Haselmäuse gehören in Europa zu den geschützten Arten. Die nachtaktiven Tiere sind ungefähr so groß wie ein Daumen. Es wird in der nächsten Zeit entscheidend sein, dass die Haselmaus genügend Nahrung findet und ihr Lebensraum geschützt wird – sonst gibt es keine Zukunft für die possierlichen Tiere. Immerhin tun manche Organisationen etwas für das bedrohte Wildtier. So hat zum Beispiel die Stiftung Naturschutz in Schleswig-Holstein Grünbrücken gebaut, die den Mäusen über stark befahrene Straßen helfen. Auch die Übergangszonen zwischen Wald und Feld versucht man stärker zu schützen.  Wer der Haselmaus beim Überleben helfen will, kann selbst etwas tun, beispielsweise als freiwilliger Helfer beim Aufhängen von Nistkästen. Oder man richtet seinen eigenen Garten extra für die Haselmaus ein: mit Hecken und Sträuchern, die man möglichst wild wuchern lässt.

Auf geht´s, Igel zählen!

Ich bin schon da! Das hat der Igel bekanntlich im Märchen vom Hasen und vom Igel immer gerufen. Er könnte es aber auch in diesen Wochen rufen: Denn die Igel haben ihren Winterschlaf beeendet und lassen sich zur Freude aller Tierfreunde wieder verstärkt blicken. Interessant dabei ist folgendes Phänomen: Die Igelmännchen kommen als erste aus ihren Winterquartieren, die Weibchen sind eher Langschläfer.

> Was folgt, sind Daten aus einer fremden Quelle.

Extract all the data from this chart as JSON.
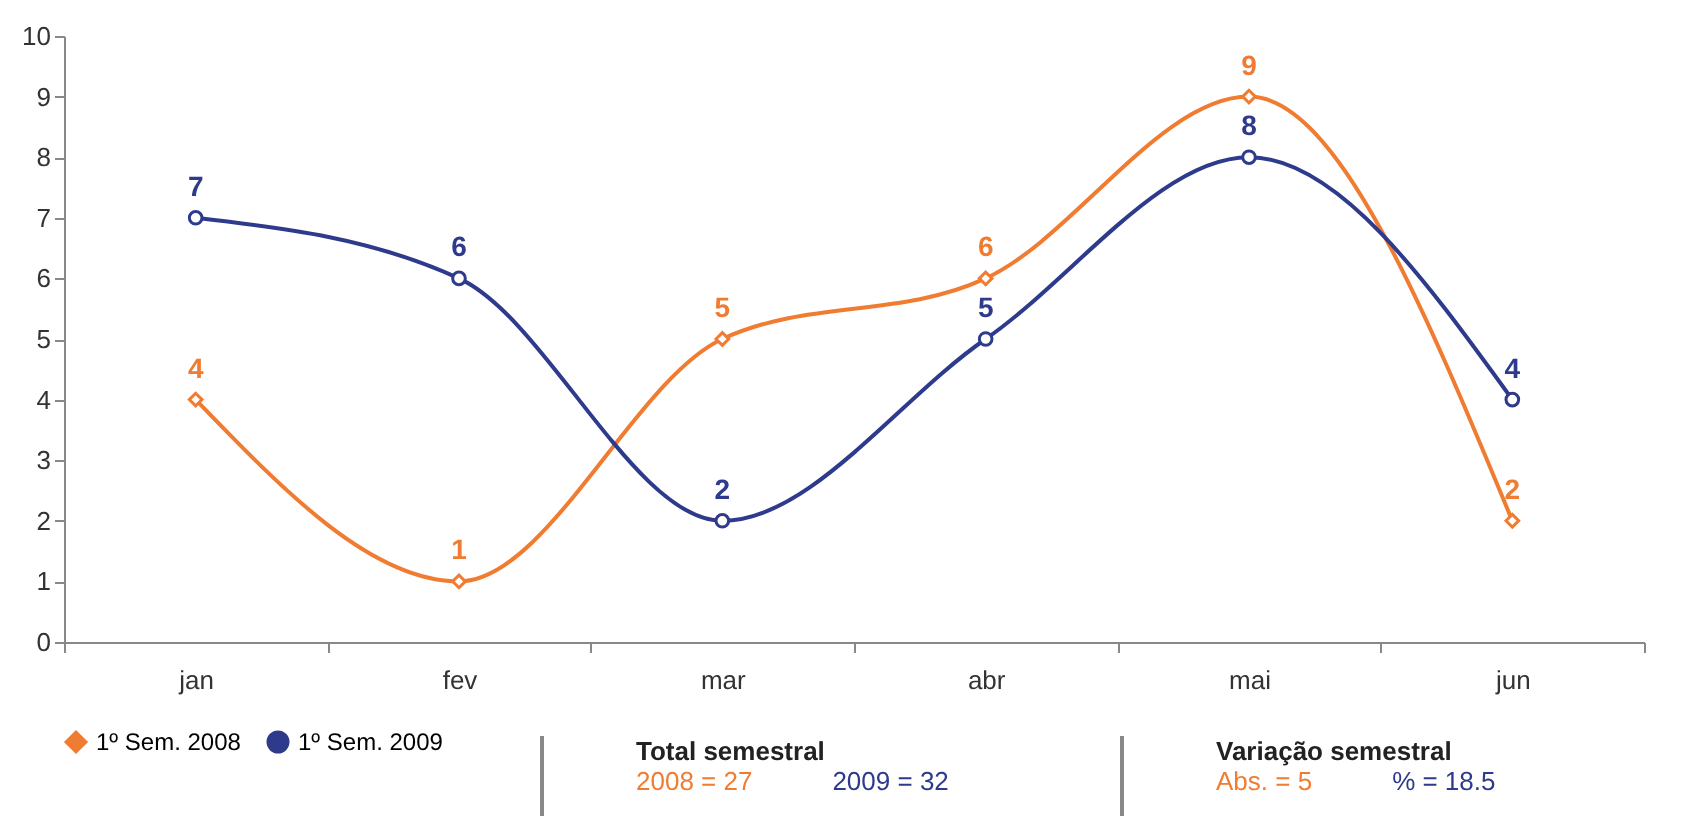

Der Landesbund für Vogelschutz ruft jedenfalls jetzt, nach Frühlingsbeginn, wieder zum Igel-Zählen auf. Ab sofort und dann bis in den Spätherbst hinein können Igel – auch tote, die man ja leider auch immer wieder findet – auf www.igel-in-bayern.de gemeldet werden. Das LBV-Projekt „Igel in Bayern“ läuft schon seit 2015 und hat zum Ziel, mehr über die Stacheltiere herauszufinden. In den vergangenen zwei Jahren war die Resonanz groß, es wurden mehr als 60 000 Igel gemeldet. Ergebnis der bisherigen Beobachtungen: Igel haben in unserer Zeit beeindruckende  Überlebensstrategien entwickelt und sogar in dicht besiedelten Gebieten und Großstädten eine Nische gefunden. Doch ihre Gesamtsituation sieht weniger rosig aus. Denn Baumaßnahmen, Straßenverkehr und der Einsatz von Gift machen den Tieren das Leben schwer.